この仕組みにより、ユーザーは待ち時間を感じにくくなり、操作性の高い画面を提供できます。 管理画面のステータス更新や通知表示、複数人で同時に操作する画面などでは、 Spring MVC WebSocketの非同期処理が大きな効果を発揮します。
一方でデメリットも存在します。 WebSocketは接続を維持し続けるため、同時接続数が増えるとサーバーへの負荷が高くなります。 また、通信の流れがHTTP通信よりも複雑になるため、 仕組みを理解せずに導入すると、トラブル対応が難しくなることもあります。
そのため、単純な画面表示や一方向のデータ送信だけで済む場合には、 無理にWebSocketを使う必要はありません。 WebSocketのメリットとデメリットを理解し、 本当にリアルタイム通信が必要な場面で使うことが重要です。
@Controller
public class NotificationController {
@GetMapping("/notify")
public String notifyPage() {
return "notify";
}
}
8. WebSocketと非同期処理の関係性
WebSocketを理解する上で欠かせないのが、非同期処理という考え方です。 非同期処理とは、ある処理が完了するのを待たずに、別の処理を進める仕組みを指します。 HTTP通信では、リクエストを送信してレスポンスが返るまで処理が止まる場面が多く、 画面操作が制限されることがありました。
WebSocketでは、通信処理がバックグラウンドで動作します。 そのため、ユーザーが画面を操作している最中でも、 サーバーからのメッセージを受け取ることができます。 Spring MVC WebSocketは、この非同期処理をフレームワークレベルで支援しており、 開発者は比較的シンプルな実装でリアルタイム通信を実現できます。
非同期処理を活用することで、ユーザー体験は大きく向上します。 処理待ちによる画面停止がなくなり、常にスムーズな操作が可能になります。 WebSocketは、非同期処理を前提とした通信方式であるため、 リアルタイム性と操作性の両立が求められる場面に適しています。
public class AsyncWebSocketHandler extends TextWebSocketHandler {
@Override
public void afterConnectionEstablished(WebSocketSession session) throws Exception {
session.sendMessage(new TextMessage("非同期で接続が確立されました"));
}
}
9. Spring MVCでWebSocketを学ぶ際の注意点と学習ステップ
Spring MVCでWebSocketを学ぶ際に、初心者がつまずきやすいポイントはいくつかあります。 まず、HTTP通信とWebSocket通信を同じ感覚で考えてしまうことです。 WebSocketは常時接続が前提となるため、リクエストとレスポンスだけを意識した設計ではうまく動作しません。

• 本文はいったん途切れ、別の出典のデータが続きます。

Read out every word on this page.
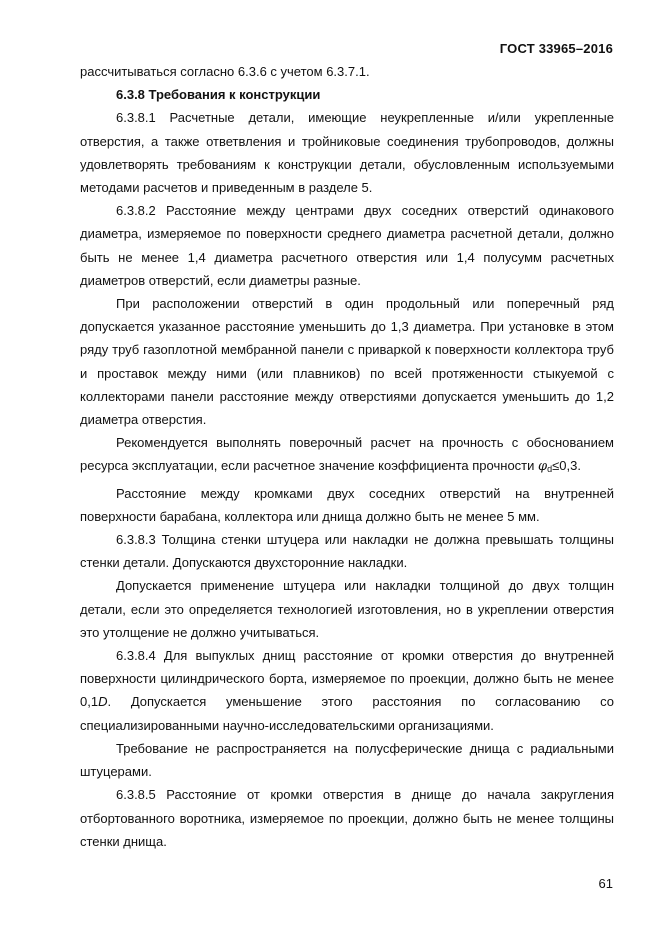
ГОСТ 33965–2016

рассчитываться согласно 6.3.6 с учетом 6.3.7.1.

6.3.8 Требования к конструкции

6.3.8.1 Расчетные детали, имеющие неукрепленные и/или укрепленные отверстия, а также ответвления и тройниковые соединения трубопроводов, должны удовлетворять требованиям к конструкции детали, обусловленным используемыми методами расчетов и приведенным в разделе 5.

6.3.8.2 Расстояние между центрами двух соседних отверстий одинакового диаметра, измеряемое по поверхности среднего диаметра расчетной детали, должно быть не менее 1,4 диаметра расчетного отверстия или 1,4 полусумм расчетных диаметров отверстий, если диаметры разные.

При расположении отверстий в один продольный или поперечный ряд допускается указанное расстояние уменьшить до 1,3 диаметра. При установке в этом ряду труб газоплотной мембранной панели с приваркой к поверхности коллектора труб и проставок между ними (или плавников) по всей протяженности стыкуемой с коллекторами панели расстояние между отверстиями допускается уменьшить до 1,2 диаметра отверстия.

Рекомендуется выполнять поверочный расчет на прочность с обоснованием ресурса эксплуатации, если расчетное значение коэффициента прочности $\varphi_d\le 0,3$.

Расстояние между кромками двух соседних отверстий на внутренней поверхности барабана, коллектора или днища должно быть не менее 5 мм.

6.3.8.3 Толщина стенки штуцера или накладки не должна превышать толщины стенки детали. Допускаются двухсторонние накладки.

Допускается применение штуцера или накладки толщиной до двух толщин детали, если это определяется технологией изготовления, но в укреплении отверстия это утолщение не должно учитываться.

6.3.8.4 Для выпуклых днищ расстояние от кромки отверстия до внутренней поверхности цилиндрического борта, измеряемое по проекции, должно быть не менее 0,1D. Допускается уменьшение этого расстояния по согласованию со специализированными научно-исследовательскими организациями.

Требование не распространяется на полусферические днища с радиальными штуцерами.

6.3.8.5 Расстояние от кромки отверстия в днище до начала закругления отбортованного воротника, измеряемое по проекции, должно быть не менее толщины стенки днища.

61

次に、非同期処理の流れを把握できていない状態で実装を進めてしまう点です。 処理がどのタイミングで実行されるのか、どこでデータが送受信されるのかを整理せずに進めると、 動作確認やデバッグが難しくなります。 小さな構成で動きを確認しながら学習を進めることが重要です。
学習ステップとしては、まずHTTP通信の基本を理解し、 次にWebSocketの接続と通信の流れを把握します。 その後、Spring MVC WebSocketの設定クラスとハンドラーの役割を整理し、 最後に非同期処理としてどのように使われるのかを確認すると理解しやすくなります。
WebSocketは万能な技術ではありませんが、 リアルタイム通信や非同期処理が必要な場面では非常に強力な選択肢です。 Spring MVCでのWebSocketの使いどころを判断できるようになることが、 実務で活かせる大きなポイントになります。